UNITED STATES
Catholic News Service
A-III (R)
By John Mulderig Catholic News Service
NEW YORK (CNS) — The clergy abuse-themed drama “Spotlight” (Open Road) is a movie no Catholic will want to see. Whether it’s a film many mature Catholics ought to see is a different question entirely.
This hard-hitting journalism procedural — which inescapably invites comparison with 1976’s “All the President’s Men” — recounts the real-life events that led up to the public disclosure, in early 2002, of a shocking pattern of priestly misconduct within the Archdiocese of Boston. In the process, the equally disturbing concealment of such wrongdoing on the part of high ranking church officials also was laid bare.
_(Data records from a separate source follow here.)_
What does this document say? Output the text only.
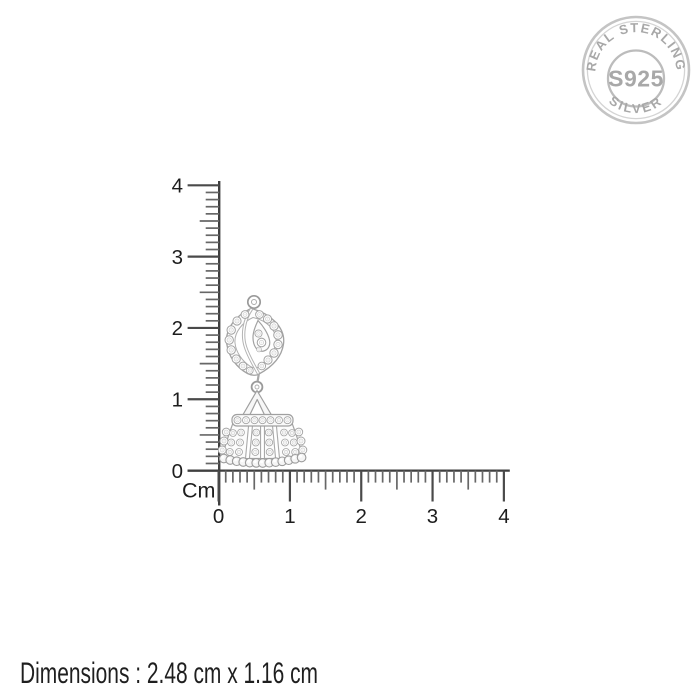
4
3
2
1
0
Cm
0	1	2	3	4
Dimensions : 2.48 cm x 1.16 cm
REAL STERLING
SILVER
S925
One of the picture’s themes is the way in which Beantown’s inward-looking, small-town mentality contributed to the long-standing cover-up. For the supposed good of the community, locals suppressed the knowledge of what was happening, subconsciously choosing not to see what was transpiring just behind the scenes.
So it’s appropriate that the whitewash begins to peel away with the arrival of a stranger to the Hub, the newly imported editor of the Boston Globe, Marty Baron (Liev Schreiber). Marty’s outsider status isn’t just based on his geographical origins; he’s also Jewish.
Perplexed that his paper has devoted so little attention to the earliest cases in what would become, over time, an avalanche of legal actions against clerics, Marty commissions the investigative unit of the title, which specializes in in-depth investigations of local stories, to dig deeper.